Oldukça düşük emisyonlu bina

 

 

Düşük emisyonlu bina

 

 

Kategori

 

(1)

I

(2)

36

(3)

1,8

(4)

3,6

(1)

I

(2)

36

II

III

25

14

1,3

0,7

2,5

1,4

II

III

25

14

DIN EN 15252, kullanıcının beklentilerinin derecesini belirleyen ve farklı yaş ve koşullara sahip binalar için kategorilerin uygulanmasına izin veren üç iç ortam iklim kategorisini belirler. Kategori II, yeni bir bina için normal beklentiler için geçerlidir, kategori III, mevcut bir bina için ılımlı beklentiler için uygulanır ve kategori I, çok yüksek beklentiler için uygulanır ve yalnızca fiziksel engelli veya çok küçük çocuklar için kullanılmalıdır. Tablo, binanın kirliliğinin üç kategorisini göstermektedir. Verilen değerler kişi başı ve m² alan başına gösterilir. Bu nedenle, II kategorisindeki yeni bir okul inşası için dış hava debisinin sonuçları:

(2) + 2 x (4)

25 m³/h + 2 x 2,5 m³/(hm²) = 30 m³/h/kişi

Sıcaklık, nem ve CO2 seviyesinin yanı sıra, bir sınıfın akustiği, öğrencilerin ve öğretmenlerin performansı üzerinde önemli bir etkiye sahiptir. Düşük gürültü seviyeleri, öğretmenlerin sorunsuz konuşmalarını ve öğrencilerle iletişimi sürdürmelerini mümkün kılar. Öğrencilerin akustik algısı temel olarak ses yansıması, yankılanma süresi ve arka plan seslerinden etkilenir. DIN 4109, izin verilen 35 dB (A) gürültü seviyesini belirler. Sınırlı işitimi olan veya zor ve yabancı dillerdeki metinlerle çalışan öğrenciler için gürültü basıncı seviyesinin sınırı 30 dB (A)’dır.
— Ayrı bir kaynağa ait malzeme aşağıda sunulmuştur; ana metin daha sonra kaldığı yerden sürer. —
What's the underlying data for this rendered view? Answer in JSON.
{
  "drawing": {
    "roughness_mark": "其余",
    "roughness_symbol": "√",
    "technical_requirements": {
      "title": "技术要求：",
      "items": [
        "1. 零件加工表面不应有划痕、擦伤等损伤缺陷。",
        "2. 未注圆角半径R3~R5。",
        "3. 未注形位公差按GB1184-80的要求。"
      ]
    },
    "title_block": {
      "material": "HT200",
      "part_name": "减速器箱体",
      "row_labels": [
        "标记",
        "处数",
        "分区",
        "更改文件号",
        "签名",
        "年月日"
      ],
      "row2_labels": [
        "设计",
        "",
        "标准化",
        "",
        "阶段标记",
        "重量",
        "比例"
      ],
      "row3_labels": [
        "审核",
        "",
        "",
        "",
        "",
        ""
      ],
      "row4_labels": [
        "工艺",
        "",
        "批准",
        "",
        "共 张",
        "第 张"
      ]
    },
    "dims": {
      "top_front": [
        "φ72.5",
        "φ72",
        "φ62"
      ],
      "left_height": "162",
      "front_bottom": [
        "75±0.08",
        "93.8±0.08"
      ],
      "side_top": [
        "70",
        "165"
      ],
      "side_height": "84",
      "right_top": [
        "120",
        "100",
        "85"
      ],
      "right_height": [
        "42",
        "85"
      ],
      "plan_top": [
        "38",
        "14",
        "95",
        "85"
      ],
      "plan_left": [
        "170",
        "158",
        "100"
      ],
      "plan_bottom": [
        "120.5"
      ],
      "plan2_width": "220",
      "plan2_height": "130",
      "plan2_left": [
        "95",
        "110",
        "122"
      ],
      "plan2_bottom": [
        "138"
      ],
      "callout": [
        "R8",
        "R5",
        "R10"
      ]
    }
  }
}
Yenileme çalışmaları ve yeni inşaatların gerçekleştirilmesi için geçerli ErP kuralları ve F-Gaz yönetmeliği uygulanmalıdır. Bir yandan, merkezi ve merkezi olmayan klima santralleri için verimlilik kriterleri, iklimlendirme ve soğutma için enerji talebini azaltırken, diğer yandan birim bypassları ve ısı geri kazanımını cihaz gövdesine yerleştirerek daha da büyür. Mekanik odalarının ve merkezi havalandırma istasyonlarının inşaatı, oradaki birimlere hiçbir zorluk çekmeden sığacak kadar büyük olmalıdır. Ek olarak, bir mekanik oda planlama sürecinde AHU’ya bakım çalışmaları ve hijyenik denetimler için erişilebilirlik göz önünde bulundurulmalıdır.

Soğutma teknolojisine özel dikkat gösterilmelidir. Modern bir binada, ısı pompaları ve soğutma gruplarında çok çeşitli uygulama alanları bulmaktadır. 1 Ocak 2015 tarihinde yürürlüğe giren F-Gaz yönetmeliği, okul binalarının geleceğinde önemli bir rol oynamaktadır. Kullanımdan kaldırma senaryosuyla bu düzenleme, Avrupa pazarında mevcut olan hidroflorokarbonu kullanımını (HFC) önemli ölçüde azaltır.

okullarda iklimlendirme sekil 2

Mekanik odalarının planlama sürecinde gelecekteki teknolojilerin daha fazla alana ihtiyaç duyduğu gerçeği göz önünde bulundurulmalıdır. Yeni tesisler için ve halihazırda kurulu olan ısı pompaları ve soğutucular için F-Gaz yönetmeliğinin operatör yükümlülüğü bağlayıcıdır:

  • Genel emisyon azaltma yükümlülüğü (Madde 3, bölüm 1 ve 2)
  • Onarım yükümlülüğü (Madde 3 bölüm 3)
  • Yoğunluk yükümlülüğünün hizmet kontrolü (Madde 3 bölüm 1 ve madde 4 bölüm 1)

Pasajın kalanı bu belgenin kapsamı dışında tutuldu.